The Null Device

The leaden age of music choice

A PhD study into music copyright enforcement (by a former lawyer for ARIA, the Australian RIAA equivalent, no less) has found that consumer choice of music titles has fallen dramatically, with the number of music products released falling 43% between 2001 and 2004; and it's likely to get worse as record labels merge and "rationalise" their catalogues into safely marketable titles. Alex Malik argues that this, and not file sharing, is to blame for falling music sales.
"If you go into a typical CD store these days, there's the new Australian Idol CD and of course there's the other new Australian Idol CD. You'll also find more DVDs and accessories than ever before ... But if your tastes are a little eclectic or go beyond the top 40, you may be in trouble," he said.

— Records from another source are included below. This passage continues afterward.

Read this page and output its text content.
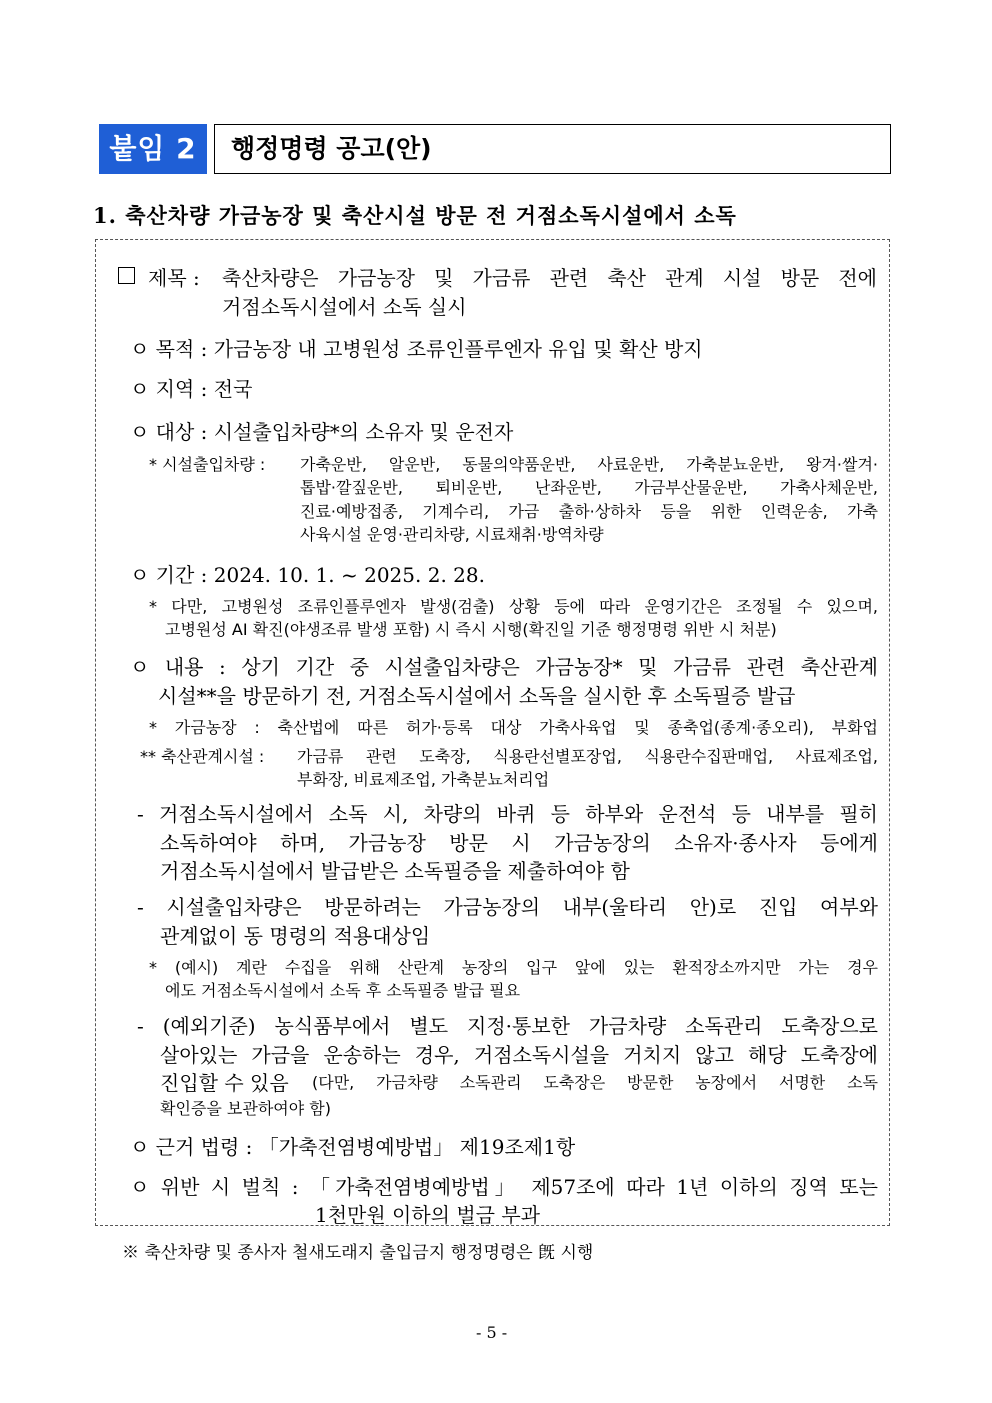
붙임 2	행정명령 공고(안)
1. 축산차량 가금농장 및 축산시설 방문 전 거점소독시설에서 소독
제목 : 축산차량은 가금농장 및 가금류 관련 축산 관계 시설 방문 전에
거점소독시설에서 소독 실시
ㅇ 목적 : 가금농장 내 고병원성 조류인플루엔자 유입 및 확산 방지
ㅇ 지역 : 전국
ㅇ 대상 : 시설출입차량*의 소유자 및 운전자
* 시설출입차량 : 가축운반, 알운반, 동물의약품운반, 사료운반, 가축분뇨운반, 왕겨·쌀겨·
톱밥·깔짚운반, 퇴비운반, 난좌운반, 가금부산물운반, 가축사체운반,
진료·예방접종, 기계수리, 가금 출하·상하차 등을 위한 인력운송, 가축
사육시설 운영·관리차량, 시료채취·방역차량
ㅇ 기간 : 2024. 10. 1. ~ 2025. 2. 28.
* 다만, 고병원성 조류인플루엔자 발생(검출) 상황 등에 따라 운영기간은 조정될 수 있으며,
고병원성 AI 확진(야생조류 발생 포함) 시 즉시 시행(확진일 기준 행정명령 위반 시 처분)
ㅇ 내용 : 상기 기간 중 시설출입차량은 가금농장* 및 가금류 관련 축산관계
시설**을 방문하기 전, 거점소독시설에서 소독을 실시한 후 소독필증 발급
* 가금농장 : 축산법에 따른 허가·등록 대상 가축사육업 및 종축업(종계·종오리), 부화업
** 축산관계시설 : 가금류 관련 도축장, 식용란선별포장업, 식용란수집판매업, 사료제조업,
부화장, 비료제조업, 가축분뇨처리업
- 거점소독시설에서 소독 시, 차량의 바퀴 등 하부와 운전석 등 내부를 필히
소독하여야 하며, 가금농장 방문 시 가금농장의 소유자·종사자 등에게
거점소독시설에서 발급받은 소독필증을 제출하여야 함
- 시설출입차량은 방문하려는 가금농장의 내부(울타리 안)로 진입 여부와
관계없이 동 명령의 적용대상임
* (예시) 계란 수집을 위해 산란계 농장의 입구 앞에 있는 환적장소까지만 가는 경우
에도 거점소독시설에서 소독 후 소독필증 발급 필요
- (예외기준) 농식품부에서 별도 지정·통보한 가금차량 소독관리 도축장으로
살아있는 가금을 운송하는 경우, 거점소독시설을 거치지 않고 해당 도축장에
진입할 수 있음 (다만, 가금차량 소독관리 도축장은 방문한 농장에서 서명한 소독
확인증을 보관하여야 함)
ㅇ 근거 법령 : 「가축전염병예방법」 제19조제1항
ㅇ 위반 시 벌칙 : 「가축전염병예방법」 제57조에 따라 1년 이하의 징역 또는
1천만원 이하의 벌금 부과
※ 축산차량 및 종사자 철새도래지 출입금지 행정명령은 旣 시행
- 5 -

Of course, one could argue that the majors are now signing a lot of exciting, energetic indie bands from the underground. Except that this argument falls apart on closer examination; most of the major-label-indie fall into one of several formulaic, easily marketable categories: 70s garage primitivist rockists (think Jet/The Datsuns/Kings of Leon/&c), other radio-friendly post-ironic rehashings of old formulae (Scissor Sisters), easy-listening vaguely-indieish pap like Keane and Badly Drawn Boy, and attempts at The Next Interpol/Franz Ferdinand (or whatever the band of the moment happens to be).

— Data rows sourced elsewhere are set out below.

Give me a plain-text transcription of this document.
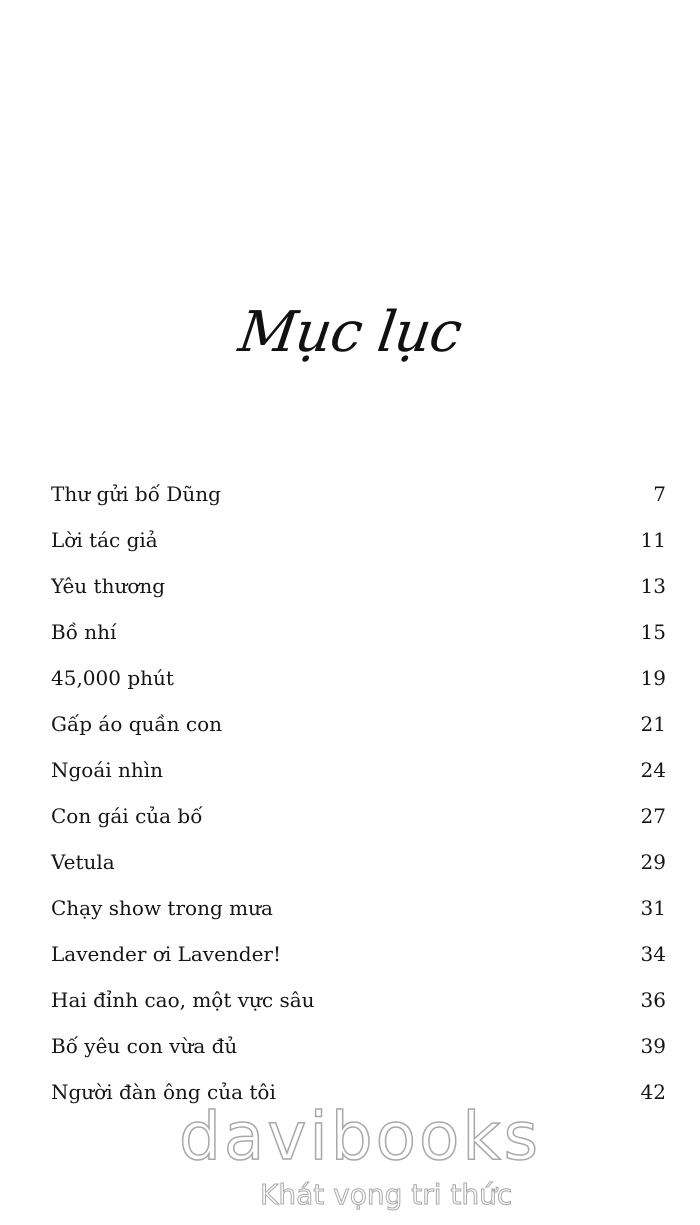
Mục lục
Thư gửi bố Dũng	7
Lời tác giả	11
Yêu thương	13
Bồ nhí	15
45,000 phút	19
Gấp áo quần con	21
Ngoái nhìn	24
Con gái của bố	27
Vetula	29
Chạy show trong mưa	31
Lavender ơi Lavender!	34
Hai đỉnh cao, một vực sâu	36
Bố yêu con vừa đủ	39
Người đàn ông của tôi	42
davibooks
Khát vọng tri thức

Which is what happens when recording companies become agglomerated into large corporations beholden to shareholders who demand safe returns; in such a model, there is no scope for maverick A&R people to make decisions based on gut instinct or take risks. But that's OK; with modern market research methodologies, there is no need for such archaic and unreliable practices, when formulae can me made up to please enough of the market. The same has happened in Hollywood, where all scripts are plotted out with special script-writing software that ensures that characters move and develop like automata along pre-programmed tracks. The scriptwriter only has to flesh things out.